IBC’s Drug Discovery and Development Week was held in Boston on the first week of August, from August 3-6, 2009. This annual event, a highlight of the summer for the Boston biotech community, had always been called “DDT”, for “Drug Discovery Technology” conference. More recently, the name was changed to “Drug Discovery & Development of Innovative Therapeutics World Congress,” but the acronym “DDT” still stuck.
This year, IBC changed the format of the conference, hence the name change. The new format no longer was as technology focused, but emphasized drug discovery and the translation of discovery into clinical studies and onto the market. With our consulting group’s focus on science and technology strategy, biology-driven drug discovery and development, and improving the effectiveness of pharmaceutical and biotechnology R&D, I naturally liked the change in format. IBC also intended the conference to focus on networking and discussion of real drug discovery, scientific research, translational medicine, and business issues. As far as I’m concerned, the conference fulfilled that purpose as well. It was good to meet with friends and colleagues old and new, and to have substantive discussions. Even the booths in the exhibit hall were populated with company executives and researchers, as well as salespeople. It seems that the exhibitors got the point of the new conference format.
A highlight of the conference was the session on oligonucleotide therapeutics, focused on RNAi. At the conference, the RNAi biotech company RXi Pharmaceuticals (Worcester, MA) presented animal study data on its proprietary self-delivered rxRNA (sd-rxRNA) compounds, which are chemically modified RNAi molecules with self-delivering moieties. sd-rxRNAs are designed to be delivered to cells and tissues without a delivery vehicle. In vivo administration resulted in systemic delivery of sd-rxRNAs to the liver. There are many disease indications that could be potentially treated by specifically targeting disease pathways in the liver using oligonucleotide therapeutics such as sd-rxRNAs. sd-rxRNAs are compatible with subcutaneous administration, and thus might be self-administered by patients. The lack of the need for a delivery vehicle also potentially allows for lower manufacturing costs.
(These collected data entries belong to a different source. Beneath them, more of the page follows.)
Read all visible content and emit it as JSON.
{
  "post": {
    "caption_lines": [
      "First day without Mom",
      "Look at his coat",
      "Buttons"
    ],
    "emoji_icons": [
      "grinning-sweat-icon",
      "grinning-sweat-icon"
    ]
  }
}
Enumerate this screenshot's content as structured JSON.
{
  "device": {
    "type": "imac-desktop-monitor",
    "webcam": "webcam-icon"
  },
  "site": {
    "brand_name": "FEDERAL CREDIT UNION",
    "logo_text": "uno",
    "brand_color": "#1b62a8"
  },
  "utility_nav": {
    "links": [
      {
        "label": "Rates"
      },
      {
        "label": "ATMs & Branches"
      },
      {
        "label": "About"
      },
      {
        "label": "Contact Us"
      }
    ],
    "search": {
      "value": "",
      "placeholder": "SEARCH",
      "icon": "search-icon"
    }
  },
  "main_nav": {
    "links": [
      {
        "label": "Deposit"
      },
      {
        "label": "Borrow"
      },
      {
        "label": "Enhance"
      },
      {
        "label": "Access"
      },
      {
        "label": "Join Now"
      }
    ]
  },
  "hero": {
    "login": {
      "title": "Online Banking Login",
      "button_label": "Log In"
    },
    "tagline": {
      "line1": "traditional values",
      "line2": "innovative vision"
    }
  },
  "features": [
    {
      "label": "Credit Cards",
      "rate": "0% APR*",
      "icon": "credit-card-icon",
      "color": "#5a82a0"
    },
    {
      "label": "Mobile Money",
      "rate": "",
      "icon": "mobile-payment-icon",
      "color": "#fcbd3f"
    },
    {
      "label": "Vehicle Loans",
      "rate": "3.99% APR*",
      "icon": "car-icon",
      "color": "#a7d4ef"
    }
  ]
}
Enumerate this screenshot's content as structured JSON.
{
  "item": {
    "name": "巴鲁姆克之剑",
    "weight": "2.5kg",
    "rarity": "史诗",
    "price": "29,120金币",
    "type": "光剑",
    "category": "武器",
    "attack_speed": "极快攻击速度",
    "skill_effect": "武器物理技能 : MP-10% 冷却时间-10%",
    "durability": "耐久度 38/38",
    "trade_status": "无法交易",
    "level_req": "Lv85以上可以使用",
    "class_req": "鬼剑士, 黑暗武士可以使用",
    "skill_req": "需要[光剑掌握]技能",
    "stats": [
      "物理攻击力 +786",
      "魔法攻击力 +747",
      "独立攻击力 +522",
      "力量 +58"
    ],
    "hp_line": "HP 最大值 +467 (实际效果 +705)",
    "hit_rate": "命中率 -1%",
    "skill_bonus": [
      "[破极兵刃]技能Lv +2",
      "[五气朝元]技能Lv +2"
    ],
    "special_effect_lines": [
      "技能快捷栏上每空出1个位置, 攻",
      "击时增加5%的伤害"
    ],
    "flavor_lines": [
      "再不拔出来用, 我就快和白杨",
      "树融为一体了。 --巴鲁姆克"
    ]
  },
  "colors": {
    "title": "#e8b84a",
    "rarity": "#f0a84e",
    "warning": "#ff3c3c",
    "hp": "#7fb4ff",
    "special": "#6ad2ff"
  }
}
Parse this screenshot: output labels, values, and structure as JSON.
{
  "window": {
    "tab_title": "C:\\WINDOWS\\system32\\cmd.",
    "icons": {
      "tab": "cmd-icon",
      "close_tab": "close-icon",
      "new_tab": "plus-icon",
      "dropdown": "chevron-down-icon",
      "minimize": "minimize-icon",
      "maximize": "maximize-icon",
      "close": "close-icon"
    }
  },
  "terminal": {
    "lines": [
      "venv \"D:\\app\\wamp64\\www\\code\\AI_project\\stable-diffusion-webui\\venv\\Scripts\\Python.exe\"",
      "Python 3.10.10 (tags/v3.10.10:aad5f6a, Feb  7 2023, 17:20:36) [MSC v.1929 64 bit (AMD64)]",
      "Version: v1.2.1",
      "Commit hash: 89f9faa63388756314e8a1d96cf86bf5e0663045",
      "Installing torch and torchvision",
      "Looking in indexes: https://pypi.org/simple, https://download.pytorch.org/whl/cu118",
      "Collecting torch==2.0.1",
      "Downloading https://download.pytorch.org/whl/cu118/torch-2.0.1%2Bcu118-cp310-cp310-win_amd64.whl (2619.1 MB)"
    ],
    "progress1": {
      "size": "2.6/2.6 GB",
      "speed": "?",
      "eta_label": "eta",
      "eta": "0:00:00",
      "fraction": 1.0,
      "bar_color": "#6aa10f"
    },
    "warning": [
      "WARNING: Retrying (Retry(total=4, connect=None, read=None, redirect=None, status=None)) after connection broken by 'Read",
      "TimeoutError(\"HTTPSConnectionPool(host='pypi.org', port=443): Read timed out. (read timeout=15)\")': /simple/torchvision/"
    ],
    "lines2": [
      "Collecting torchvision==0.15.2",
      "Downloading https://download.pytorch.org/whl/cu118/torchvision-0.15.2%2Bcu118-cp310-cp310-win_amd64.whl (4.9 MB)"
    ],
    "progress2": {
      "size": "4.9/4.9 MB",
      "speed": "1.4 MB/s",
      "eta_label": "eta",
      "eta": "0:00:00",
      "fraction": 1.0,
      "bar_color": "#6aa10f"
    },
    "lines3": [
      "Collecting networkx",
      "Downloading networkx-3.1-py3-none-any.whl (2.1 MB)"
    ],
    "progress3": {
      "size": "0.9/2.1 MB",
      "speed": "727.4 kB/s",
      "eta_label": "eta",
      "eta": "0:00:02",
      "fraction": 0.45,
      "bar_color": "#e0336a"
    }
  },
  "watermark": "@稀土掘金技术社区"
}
I attended the Industry Leadership Forum on RNA therapeutics on August 4. It was like “old home week”, since many of the panelists and attendees had attended (or spoken at) the RNAi conference in Cambridge MA in January at which I had also been a speaker. When I got up to ask a question at the end of the session, panel moderator Jim Thompson of Quark Pharmaceuticals recognized me and asked me a question in return.
One of the key discussions in the Leadership Forum concerned assessing progress in the therapeutic oligonucleotide field. Proof of principle has been achieved for aptamer drugs [pegaptanib (OSI/Eyetech/Pfizer’s Macugen) for treatment of age-related macular degeneration], and for antisense agents [fomivirsen (Isis/ Novartis Ophthalmics’ Vitravene), for treatment of cytomegalovirus retinitis in AIDS patients]. These are the two first oliogonucleotide drugs to reach the market, and both treat ophthalmologic diseases and are delivered locally. Another antisense drug, Isis/Genzyme’s mipomersen is a first-in-class apolipoprotein B (apoB) synthesis inhibitor currently in Phase III trials for treatment of homozygous familial hypercholesterolemia (FH). Miopomersen is one of Isis’ second-generation chemically modified antisense therapeutics. These compounds preferentially traffic to the liver when injected intravenously, without the need for a delivery vehicle.
The panel at the Leadership Forum predicted that an approved oligonucleotide blockbuster drug, which is likely to be a locally delivered or a liver-targeting drug, is about 2-3 years away. The approval of Quark’s systemically delivered kidney-targeting RNAi drug QPI-1002 (for acute kidney injury) may occur soon thereafter. The first microRNA drugs may be approved a year or two after that. Other systemically delivered oligonucleotide drugs that target organs and tissues other than liver or kidney are “a long way off”, and the timing of their appearance is difficult to predict. This is typical of a technologically premature field, as discussed in our earlier blog post. Early formulations of oligonucleotide drugs may also fail in Phase III, thus thwarting the panel’s predictions.
The panelists agreed that it is important to target the “low-hanging fruit” (i.e., products that are locally delivered or target the liver or kidney) first in order to get the momentum of the field going. However, researchers and companies should also look at other targets, especially if they are developing novel enabling technologies in drug delivery and/or in design of therapeutic oligonucleotides with enhanced potency and specificity.